Duffey, who has about 150 ewes, said wolves threaten both sheep and cattle ranching.
“We have enough problems with coyotes and domesticated dogs, at least I do, and then you put wolves on top of that, it could be devastating to my sheep operation,” Duffey said. “That area for sheep production has gotten smaller and smaller because of predators already. I mean the coyotes have about put those guys out of business, some of them anyway, and it’s gotten smaller and smaller. You throw the wolves on top of it, it won’t be good. Wolves are even tough on cattle.”

Despite the Ladder Ranch permit issue, the coordinator of the wolf program said that the federal agency plans to move ahead with wolf releases.

The U.S. Fish and Wildlife Service has decided to pursue the reintroduction of wolves within the bounds of the Gila National Forest, to include one additional mating pair with pups, and up to 10 pups for cross-fostering with other parents.

Officials say that without the reintroduction of additional wolves, the lack of genetic diversity could damage the successful reintroduction and recovery of the Mexican gray wolf species.

At a Sept. 29 Game Commission hearing in Albuquerque, Sherry Barrett, the Mexican wolf recovery coordinator for the U.S. Fish and Wildlife offices, said the federal Fish and Wildlife Service continues to wish to work on the recovery of the Mexican wolf.

“The population at this time is continuing to grow substantially, adequately on its own,” Barrett said. “We’ve had about a 20 percent growth over the last few years and we do expect to continue to have a 10 percent growth per annual count that we have each year. So the growth is not our goal at this point for release of Mexican wolves, but rather the increase of the genetic health of the wild population.”
Barrett said the Mexican wolf is a very recoverable species whose principal enemy is human.

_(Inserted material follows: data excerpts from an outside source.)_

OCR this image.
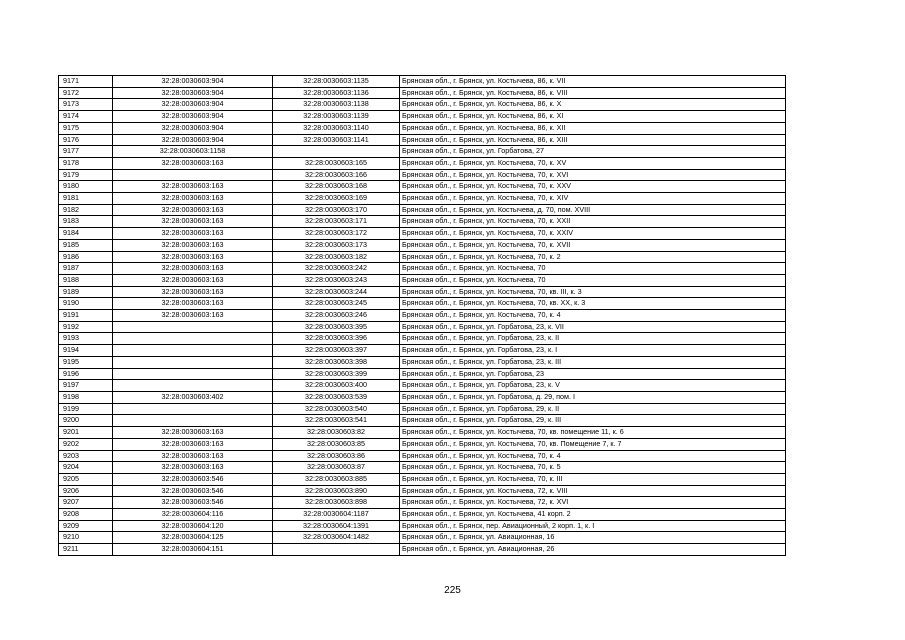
9171	32:28:0030603:904	32:28:0030603:1135	Брянская обл., г. Брянск, ул. Костычева, 86, к. VII
9172	32:28:0030603:904	32:28:0030603:1136	Брянская обл., г. Брянск, ул. Костычева, 86, к. VIII
9173	32:28:0030603:904	32:28:0030603:1138	Брянская обл., г. Брянск, ул. Костычева, 86, к. X
9174	32:28:0030603:904	32:28:0030603:1139	Брянская обл., г. Брянск, ул. Костычева, 86, к. XI
9175	32:28:0030603:904	32:28:0030603:1140	Брянская обл., г. Брянск, ул. Костычева, 86, к. XII
9176	32:28:0030603:904	32:28:0030603:1141	Брянская обл., г. Брянск, ул. Костычева, 86, к. XIII
9177	32:28:0030603:1158		Брянская обл., г. Брянск, ул. Горбатова, 27
9178	32:28:0030603:163	32:28:0030603:165	Брянская обл., г. Брянск, ул. Костычева, 70, к. XV
9179		32:28:0030603:166	Брянская обл., г. Брянск, ул. Костычева, 70, к. XVI
9180	32:28:0030603:163	32:28:0030603:168	Брянская обл., г. Брянск, ул. Костычева, 70, к. XXV
9181	32:28:0030603:163	32:28:0030603:169	Брянская обл., г. Брянск, ул. Костычева, 70, к. XIV
9182	32:28:0030603:163	32:28:0030603:170	Брянская обл., г. Брянск, ул. Костычева, д. 70, пом. XVIII
9183	32:28:0030603:163	32:28:0030603:171	Брянская обл., г. Брянск, ул. Костычева, 70, к. XXII
9184	32:28:0030603:163	32:28:0030603:172	Брянская обл., г. Брянск, ул. Костычева, 70, к. XXIV
9185	32:28:0030603:163	32:28:0030603:173	Брянская обл., г. Брянск, ул. Костычева, 70, к. XVII
9186	32:28:0030603:163	32:28:0030603:182	Брянская обл., г. Брянск, ул. Костычева, 70, к. 2
9187	32:28:0030603:163	32:28:0030603:242	Брянская обл., г. Брянск, ул. Костычева, 70
9188	32:28:0030603:163	32:28:0030603:243	Брянская обл., г. Брянск, ул. Костычева, 70
9189	32:28:0030603:163	32:28:0030603:244	Брянская обл., г. Брянск, ул. Костычева, 70, кв. III, к. 3
9190	32:28:0030603:163	32:28:0030603:245	Брянская обл., г. Брянск, ул. Костычева, 70, кв. XX, к. 3
9191	32:28:0030603:163	32:28:0030603:246	Брянская обл., г. Брянск, ул. Костычева, 70, к. 4
9192		32:28:0030603:395	Брянская обл., г. Брянск, ул. Горбатова, 23, к. VII
9193		32:28:0030603:396	Брянская обл., г. Брянск, ул. Горбатова, 23, к. II
9194		32:28:0030603:397	Брянская обл., г. Брянск, ул. Горбатова, 23, к. I
9195		32:28:0030603:398	Брянская обл., г. Брянск, ул. Горбатова, 23, к. III
9196		32:28:0030603:399	Брянская обл., г. Брянск, ул. Горбатова, 23
9197		32:28:0030603:400	Брянская обл., г. Брянск, ул. Горбатова, 23, к. V
9198	32:28:0030603:402	32:28:0030603:539	Брянская обл., г. Брянск, ул. Горбатова, д. 29, пом. I
9199		32:28:0030603:540	Брянская обл., г. Брянск, ул. Горбатова, 29, к. II
9200		32:28:0030603:541	Брянская обл., г. Брянск, ул. Горбатова, 29, к. III
9201	32:28:0030603:163	32:28:0030603:82	Брянская обл., г. Брянск, ул. Костычева, 70, кв. помещение 11, к. 6
9202	32:28:0030603:163	32:28:0030603:85	Брянская обл., г. Брянск, ул. Костычева, 70, кв. Помещение 7, к. 7
9203	32:28:0030603:163	32:28:0030603:86	Брянская обл., г. Брянск, ул. Костычева, 70, к. 4
9204	32:28:0030603:163	32:28:0030603:87	Брянская обл., г. Брянск, ул. Костычева, 70, к. 5
9205	32:28:0030603:546	32:28:0030603:885	Брянская обл., г. Брянск, ул. Костычева, 70, к. III
9206	32:28:0030603:546	32:28:0030603:890	Брянская обл., г. Брянск, ул. Костычева, 72, к. VIII
9207	32:28:0030603:546	32:28:0030603:898	Брянская обл., г. Брянск, ул. Костычева, 72, к. XVI
9208	32:28:0030604:116	32:28:0030604:1187	Брянская обл., г. Брянск, ул. Костычева, 41 корп. 2
9209	32:28:0030604:120	32:28:0030604:1391	Брянская обл., г. Брянск, пер. Авиационный, 2 корп. 1, к. I
9210	32:28:0030604:125	32:28:0030604:1482	Брянская обл., г. Брянск, ул. Авиационная, 16
9211	32:28:0030604:151		Брянская обл., г. Брянск, ул. Авиационная, 26
225
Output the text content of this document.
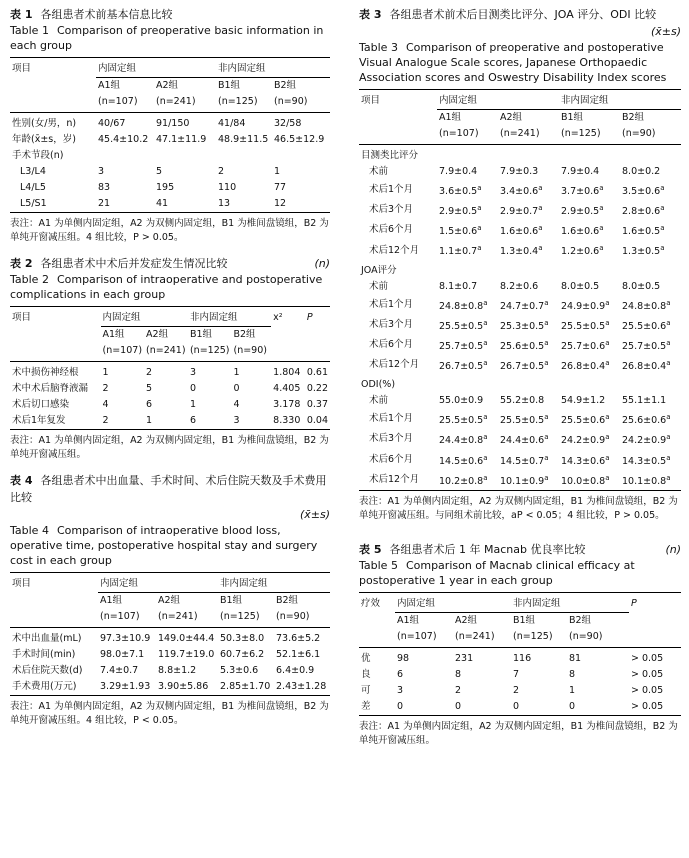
表 1 各组患者术前基本信息比较
Table 1 Comparison of preoperative basic information in each group
项目	内固定组		非内固定组	
	A1组	A2组	B1组	B2组
	(n=107)	(n=241)	(n=125)	(n=90)
性别(女/男，n)	40/67	91/150	41/84	32/58
年龄(x̄±s，岁)	45.4±10.2	47.1±11.9	48.9±11.5	46.5±12.9
手术节段(n)				
L3/L4	3	5	2	1
L4/L5	83	195	110	77
L5/S1	21	41	13	12
表注：A1 为单侧内固定组，A2 为双侧内固定组，B1 为椎间盘镜组，B2 为单纯开窗减压组。4 组比较，P > 0.05。
表 2 各组患者术中术后并发症发生情况比较	(n)
Table 2 Comparison of intraoperative and postoperative complications in each group
项目	内固定组		非内固定组		x²	P
	A1组	A2组	B1组	B2组		
	(n=107)	(n=241)	(n=125)	(n=90)		
术中损伤神经根	1	2	3	1	1.804	0.61
术中术后脑脊液漏	2	5	0	0	4.405	0.22
术后切口感染	4	6	1	4	3.178	0.37
术后1年复发	2	1	6	3	8.330	0.04
表注：A1 为单侧内固定组，A2 为双侧内固定组，B1 为椎间盘镜组，B2 为单纯开窗减压组。
表 4 各组患者术中出血量、手术时间、术后住院天数及手术费用比较
(x̄±s)
Table 4 Comparison of intraoperative blood loss, operative time, postoperative hospital stay and surgery cost in each group
项目	内固定组		非内固定组	
	A1组	A2组	B1组	B2组
	(n=107)	(n=241)	(n=125)	(n=90)
术中出血量(mL)	97.3±10.9	149.0±44.4	50.3±8.0	73.6±5.2
手术时间(min)	98.0±7.1	119.7±19.0	60.7±6.2	52.1±6.1
术后住院天数(d)	7.4±0.7	8.8±1.2	5.3±0.6	6.4±0.9
手术费用(万元)	3.29±1.93	3.90±5.86	2.85±1.70	2.43±1.28
表注：A1 为单侧内固定组，A2 为双侧内固定组，B1 为椎间盘镜组，B2 为单纯开窗减压组。4 组比较，P < 0.05。
表 3 各组患者术前术后目测类比评分、JOA 评分、ODI 比较
(x̄±s)
Table 3 Comparison of preoperative and postoperative Visual Analogue Scale scores, Japanese Orthopaedic Association scores and Oswestry Disability Index scores
项目	内固定组		非内固定组	
	A1组	A2组	B1组	B2组
	(n=107)	(n=241)	(n=125)	(n=90)
目测类比评分				
术前	7.9±0.4	7.9±0.3	7.9±0.4	8.0±0.2
术后1个月	3.6±0.5$^a$	3.4±0.6$^a$	3.7±0.6$^a$	3.5±0.6$^a$
术后3个月	2.9±0.5$^a$	2.9±0.7$^a$	2.9±0.5$^a$	2.8±0.6$^a$
术后6个月	1.5±0.6$^a$	1.6±0.6$^a$	1.6±0.6$^a$	1.6±0.5$^a$
术后12个月	1.1±0.7$^a$	1.3±0.4$^a$	1.2±0.6$^a$	1.3±0.5$^a$
JOA评分				
术前	8.1±0.7	8.2±0.6	8.0±0.5	8.0±0.5
术后1个月	24.8±0.8$^a$	24.7±0.7$^a$	24.9±0.9$^a$	24.8±0.8$^a$
术后3个月	25.5±0.5$^a$	25.3±0.5$^a$	25.5±0.5$^a$	25.5±0.6$^a$
术后6个月	25.7±0.5$^a$	25.6±0.5$^a$	25.7±0.6$^a$	25.7±0.5$^a$
术后12个月	26.7±0.5$^a$	26.7±0.5$^a$	26.8±0.4$^a$	26.8±0.4$^a$
ODI(%)				
术前	55.0±0.9	55.2±0.8	54.9±1.2	55.1±1.1
术后1个月	25.5±0.5$^a$	25.5±0.5$^a$	25.5±0.6$^a$	25.6±0.6$^a$
术后3个月	24.4±0.8$^a$	24.4±0.6$^a$	24.2±0.9$^a$	24.2±0.9$^a$
术后6个月	14.5±0.6$^a$	14.5±0.7$^a$	14.3±0.6$^a$	14.3±0.5$^a$
术后12个月	10.2±0.8$^a$	10.1±0.9$^a$	10.0±0.8$^a$	10.1±0.8$^a$
表注：A1 为单侧内固定组，A2 为双侧内固定组，B1 为椎间盘镜组，B2 为单纯开窗减压组。与同组术前比较，aP < 0.05；4 组比较，P > 0.05。
表 5 各组患者术后 1 年 Macnab 优良率比较	(n)
Table 5 Comparison of Macnab clinical efficacy at postoperative 1 year in each group
疗效	内固定组		非内固定组		P
	A1组	A2组	B1组	B2组	
	(n=107)	(n=241)	(n=125)	(n=90)	
优	98	231	116	81	> 0.05
良	6	8	7	8	> 0.05
可	3	2	2	1	> 0.05
差	0	0	0	0	> 0.05
表注：A1 为单侧内固定组，A2 为双侧内固定组，B1 为椎间盘镜组，B2 为单纯开窗减压组。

“[I]n the case of the Mexican wolf, it was eradicated from the wild as a result of intolerance of humans…,” Barrett said. “But those are things that we can work together to overcome and I would look forward to working with the department into the future to figure out the best ways to recover the Mexican wolf into its native habitat, especially that which must include New Mexico and to get the Mexican wolf eventually recovered, delisted from the Endangered Species Act, which would then again put it back into the management of the state of New Mexico.”

There are at least 110 Mexican wolves roaming parts of the Apache National Forest in Arizona and the Gila National Forest in New Mexico.

Reintroduction of wolves started in 1998, but the effort has been hampered over the years by politics, illegal killings and other factors. Disputes over the program’s management also have spurred numerous legal actions.

The reintroduction of the Mexican gray wolf has been fraught with controversy since its inception in the 1970s. Animal advocacy groups — like the Center for Biological Diversity and the Sierra Club — have rallied behind the wolf’s return to the Southwest. Opponents have come most vocally from the ranching and herding communities, who claim the cost to their livestock would be too high.